In Los Angeles, the trial will begin in the case of involuntary manslaughter committed by a Tesla who work for Autopilot represents a first-of-its-kind test of the legal liability of a passenger in a partially self-driving car, legal experts say.
The trial, which is set to begin on November 15, comes in the wake of civil trials next year over accidents involving Tesla’s Autopilot and adds more scrutiny to the system, which Tesla co-founder Elon Musk has advertised as a step towards full autonomy.
Critics say Tesla’s claims and Autopilot have contributed to crashes — and deaths — because drivers were not paying attention.
The US Department of Justice is investigating whether Tesla itself should face criminal liability for self-driving claims, Reuters reports.
The trial in Los Angeles could shape the public’s — and future jurors’ — perception of Tesla and could be a test of whether technology has advanced faster than legal standards, legal experts say.
“Who is to blame, the man or the machine?” Edward Walters, an adjunct professor at Georgetown University School of Law who specializes in the law governing self-driving cars. “It will be difficult for the state to prove the fault of the human driver because some parts of the task are performed by Tesla.”
Just after midnight on Dec. 29, 2019, Kevin George Aziz Riad, now 28, drove a Tesla Model S onto a freeway in Gardena, California, ran a red light and crashed into a Honda Civic, police said. The driver and passenger of the Civic, Gilberto Lopez and Maria Guadalupe Nieves-Lopez, died at the scene. They were on their first date, relatives told the Orange County Register.

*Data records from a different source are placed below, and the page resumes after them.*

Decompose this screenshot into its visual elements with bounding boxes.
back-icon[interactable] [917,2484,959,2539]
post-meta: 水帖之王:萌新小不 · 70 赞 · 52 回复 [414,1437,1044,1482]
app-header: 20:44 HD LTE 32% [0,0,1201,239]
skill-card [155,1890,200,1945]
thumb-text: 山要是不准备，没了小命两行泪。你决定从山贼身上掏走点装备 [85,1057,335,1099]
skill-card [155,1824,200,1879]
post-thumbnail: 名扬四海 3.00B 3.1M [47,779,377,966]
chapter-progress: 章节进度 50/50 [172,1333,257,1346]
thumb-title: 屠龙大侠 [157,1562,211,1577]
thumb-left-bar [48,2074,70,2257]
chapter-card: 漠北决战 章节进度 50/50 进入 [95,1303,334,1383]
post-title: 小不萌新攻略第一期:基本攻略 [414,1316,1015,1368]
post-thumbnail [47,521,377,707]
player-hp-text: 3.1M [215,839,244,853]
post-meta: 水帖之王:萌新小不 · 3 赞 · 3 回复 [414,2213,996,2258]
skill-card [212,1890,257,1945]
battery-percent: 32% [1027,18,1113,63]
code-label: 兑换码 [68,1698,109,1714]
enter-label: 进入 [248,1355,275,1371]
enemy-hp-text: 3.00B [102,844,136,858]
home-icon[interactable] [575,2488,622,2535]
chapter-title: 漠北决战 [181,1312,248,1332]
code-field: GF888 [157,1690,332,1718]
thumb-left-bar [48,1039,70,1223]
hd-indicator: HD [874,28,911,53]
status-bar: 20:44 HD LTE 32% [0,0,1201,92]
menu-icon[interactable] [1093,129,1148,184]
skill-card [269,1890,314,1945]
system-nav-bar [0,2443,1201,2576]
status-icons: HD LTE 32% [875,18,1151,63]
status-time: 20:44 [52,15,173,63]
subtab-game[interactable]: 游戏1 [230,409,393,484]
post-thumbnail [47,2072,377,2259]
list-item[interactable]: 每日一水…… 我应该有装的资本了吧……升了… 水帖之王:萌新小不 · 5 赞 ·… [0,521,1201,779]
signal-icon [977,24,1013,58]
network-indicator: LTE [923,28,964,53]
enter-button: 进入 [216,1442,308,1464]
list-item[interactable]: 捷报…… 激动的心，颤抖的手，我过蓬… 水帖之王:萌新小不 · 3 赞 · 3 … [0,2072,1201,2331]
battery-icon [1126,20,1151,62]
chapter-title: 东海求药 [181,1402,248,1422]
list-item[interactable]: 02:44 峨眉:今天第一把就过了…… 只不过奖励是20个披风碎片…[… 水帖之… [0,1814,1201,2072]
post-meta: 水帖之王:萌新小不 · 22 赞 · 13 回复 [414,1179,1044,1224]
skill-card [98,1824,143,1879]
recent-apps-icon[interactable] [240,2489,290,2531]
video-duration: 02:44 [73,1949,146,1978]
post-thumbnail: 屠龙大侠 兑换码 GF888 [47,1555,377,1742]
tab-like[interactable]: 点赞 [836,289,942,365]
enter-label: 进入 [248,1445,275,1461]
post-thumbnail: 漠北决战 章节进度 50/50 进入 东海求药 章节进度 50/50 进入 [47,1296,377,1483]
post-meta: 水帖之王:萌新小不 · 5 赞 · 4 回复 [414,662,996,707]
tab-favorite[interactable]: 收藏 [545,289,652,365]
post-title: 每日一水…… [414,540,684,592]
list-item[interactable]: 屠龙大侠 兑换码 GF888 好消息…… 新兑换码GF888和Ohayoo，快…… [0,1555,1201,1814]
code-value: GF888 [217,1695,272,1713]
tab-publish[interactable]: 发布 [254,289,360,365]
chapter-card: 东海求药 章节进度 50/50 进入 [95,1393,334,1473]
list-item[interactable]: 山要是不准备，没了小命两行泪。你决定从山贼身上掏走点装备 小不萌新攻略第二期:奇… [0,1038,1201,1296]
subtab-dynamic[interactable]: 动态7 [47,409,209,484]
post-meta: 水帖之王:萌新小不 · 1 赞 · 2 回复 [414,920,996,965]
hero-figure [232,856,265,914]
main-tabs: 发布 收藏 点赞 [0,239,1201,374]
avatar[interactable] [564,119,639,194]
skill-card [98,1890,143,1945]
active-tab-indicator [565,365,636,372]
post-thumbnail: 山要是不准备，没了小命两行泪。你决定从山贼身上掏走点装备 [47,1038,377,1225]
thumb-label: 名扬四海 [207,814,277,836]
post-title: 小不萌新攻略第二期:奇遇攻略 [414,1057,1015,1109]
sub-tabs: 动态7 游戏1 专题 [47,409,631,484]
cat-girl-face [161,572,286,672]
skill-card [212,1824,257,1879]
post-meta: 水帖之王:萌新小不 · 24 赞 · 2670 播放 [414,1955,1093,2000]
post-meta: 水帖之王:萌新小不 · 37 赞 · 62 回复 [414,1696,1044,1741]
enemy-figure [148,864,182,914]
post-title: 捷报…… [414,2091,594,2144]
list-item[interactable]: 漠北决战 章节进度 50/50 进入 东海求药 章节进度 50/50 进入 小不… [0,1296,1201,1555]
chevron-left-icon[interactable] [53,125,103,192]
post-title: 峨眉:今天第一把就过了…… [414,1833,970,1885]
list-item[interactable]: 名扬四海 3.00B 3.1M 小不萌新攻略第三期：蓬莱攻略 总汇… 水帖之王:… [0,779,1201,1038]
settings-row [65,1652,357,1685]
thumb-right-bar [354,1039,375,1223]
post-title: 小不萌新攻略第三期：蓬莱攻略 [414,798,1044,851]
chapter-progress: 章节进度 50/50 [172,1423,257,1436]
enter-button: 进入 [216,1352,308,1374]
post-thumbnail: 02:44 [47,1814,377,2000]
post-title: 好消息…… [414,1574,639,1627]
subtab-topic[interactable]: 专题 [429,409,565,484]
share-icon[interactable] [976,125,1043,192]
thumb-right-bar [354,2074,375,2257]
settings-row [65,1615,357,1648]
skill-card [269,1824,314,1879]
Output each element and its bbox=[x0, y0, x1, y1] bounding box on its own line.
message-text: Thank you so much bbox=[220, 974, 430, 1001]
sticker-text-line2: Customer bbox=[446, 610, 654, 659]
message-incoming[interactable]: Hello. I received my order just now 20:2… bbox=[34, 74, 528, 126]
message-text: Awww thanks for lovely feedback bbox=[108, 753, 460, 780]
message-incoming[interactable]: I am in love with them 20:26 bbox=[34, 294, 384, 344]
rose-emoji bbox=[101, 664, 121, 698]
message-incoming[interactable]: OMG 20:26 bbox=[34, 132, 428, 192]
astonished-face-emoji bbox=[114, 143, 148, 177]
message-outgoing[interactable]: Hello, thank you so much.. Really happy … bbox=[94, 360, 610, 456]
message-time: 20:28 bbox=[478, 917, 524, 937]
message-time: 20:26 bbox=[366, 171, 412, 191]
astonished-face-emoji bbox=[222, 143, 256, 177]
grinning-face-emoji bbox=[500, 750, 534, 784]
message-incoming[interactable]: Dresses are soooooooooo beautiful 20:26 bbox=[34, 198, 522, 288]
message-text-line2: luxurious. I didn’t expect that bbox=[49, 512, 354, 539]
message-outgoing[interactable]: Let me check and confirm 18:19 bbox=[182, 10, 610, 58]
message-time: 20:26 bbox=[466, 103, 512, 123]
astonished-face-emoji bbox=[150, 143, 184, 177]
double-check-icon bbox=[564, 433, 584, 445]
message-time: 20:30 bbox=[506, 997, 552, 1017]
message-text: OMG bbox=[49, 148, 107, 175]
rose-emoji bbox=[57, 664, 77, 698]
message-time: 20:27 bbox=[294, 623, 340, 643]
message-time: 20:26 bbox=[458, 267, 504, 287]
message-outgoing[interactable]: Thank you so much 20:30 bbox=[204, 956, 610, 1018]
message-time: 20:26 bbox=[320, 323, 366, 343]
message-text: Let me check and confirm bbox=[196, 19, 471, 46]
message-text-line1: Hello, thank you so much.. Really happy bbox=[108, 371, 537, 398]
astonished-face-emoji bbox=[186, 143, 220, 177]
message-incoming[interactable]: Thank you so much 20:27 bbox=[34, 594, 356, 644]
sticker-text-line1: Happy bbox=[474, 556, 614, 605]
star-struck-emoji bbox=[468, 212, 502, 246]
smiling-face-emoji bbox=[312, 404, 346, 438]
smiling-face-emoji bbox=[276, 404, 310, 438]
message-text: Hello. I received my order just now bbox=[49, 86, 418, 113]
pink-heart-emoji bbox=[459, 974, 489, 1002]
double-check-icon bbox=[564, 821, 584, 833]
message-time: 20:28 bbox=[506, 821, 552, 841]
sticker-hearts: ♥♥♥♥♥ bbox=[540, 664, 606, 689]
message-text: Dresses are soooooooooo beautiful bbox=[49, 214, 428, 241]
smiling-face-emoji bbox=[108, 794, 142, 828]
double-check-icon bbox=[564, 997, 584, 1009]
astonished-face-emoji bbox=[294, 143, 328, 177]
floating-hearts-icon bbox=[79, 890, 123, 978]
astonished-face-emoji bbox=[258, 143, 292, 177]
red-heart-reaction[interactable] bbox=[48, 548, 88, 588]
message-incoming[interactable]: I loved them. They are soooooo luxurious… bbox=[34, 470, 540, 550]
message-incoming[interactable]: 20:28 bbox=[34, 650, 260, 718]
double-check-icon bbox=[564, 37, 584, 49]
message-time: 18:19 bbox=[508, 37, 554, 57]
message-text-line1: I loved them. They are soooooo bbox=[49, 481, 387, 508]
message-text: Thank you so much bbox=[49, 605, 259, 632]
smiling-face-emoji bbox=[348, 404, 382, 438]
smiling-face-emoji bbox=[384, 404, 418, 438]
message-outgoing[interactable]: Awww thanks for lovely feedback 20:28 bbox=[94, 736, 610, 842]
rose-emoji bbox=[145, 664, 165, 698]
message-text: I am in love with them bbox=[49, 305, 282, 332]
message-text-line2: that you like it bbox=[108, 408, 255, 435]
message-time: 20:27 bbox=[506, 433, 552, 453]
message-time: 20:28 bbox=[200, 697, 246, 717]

The car’s Autopilot system, which can control speed, braking and steering, was engaged at the time of the crash.
Tesla has not been charged in the case, and legal experts say the bar for a criminal case against the company is high.
Tesla did not respond to Reuters’ request for comment. Tesla says on its website that its driver assistance systems “require active driver control and do not make the vehicle autonomous.”
Gilbert Lopez’s family is suing Tesla, with a trial set for July.
“I can’t say that the driver is not at fault, but the Tesla system, Autopilot and Tesla representatives are urging drivers to be less careful,” said Donald Slavick, an attorney whose firm is representing the Lopez family in the lawsuit against Tesla. Reuters.
Slavik said Tesla understood the risks of its system but failed to address them. “Tesla knows that people will use Autopilot and use it in dangerous situations,” he said.
Musk said in September that he believes Tesla has a “moral obligation” to deploy Rain, which he calls “Full Self Driving” software, even if it’s not perfect and Tesla has been sued, because it could save lives .
Prosecutors said Riyad’s speeding and failure to brake were reckless. His lawyer, Arthur Barens, said in May that Riyadh should not face criminal charges. Both declined to comment further.
Robert Blecker, a professor of criminal law at New York Law School, said the Justice Department’s investigation into Tesla’s claims could complicate the lawsuit by California prosecutors.
“The DOJ investigation is helping him because his statement will be, ‘I relied on their advertising. So I wasn’t aware of the risk,” Blecker said.
Legal and regulatory scrutiny of Tesla could shape perceptions of the company, a risk as it seeks to defend itself in future lawsuits, said Bryant Walker Smith, a law professor at the University of South Carolina who is also an adviser on emerging transportation technologies. .
“The narrative about Tesla is potentially shifting from this innovative technology company that’s doing cool things to this company that’s just mired in legal trouble. That’s a risk, and the narrative is very important in a civil trial because both sides are telling the jury their story,” he said.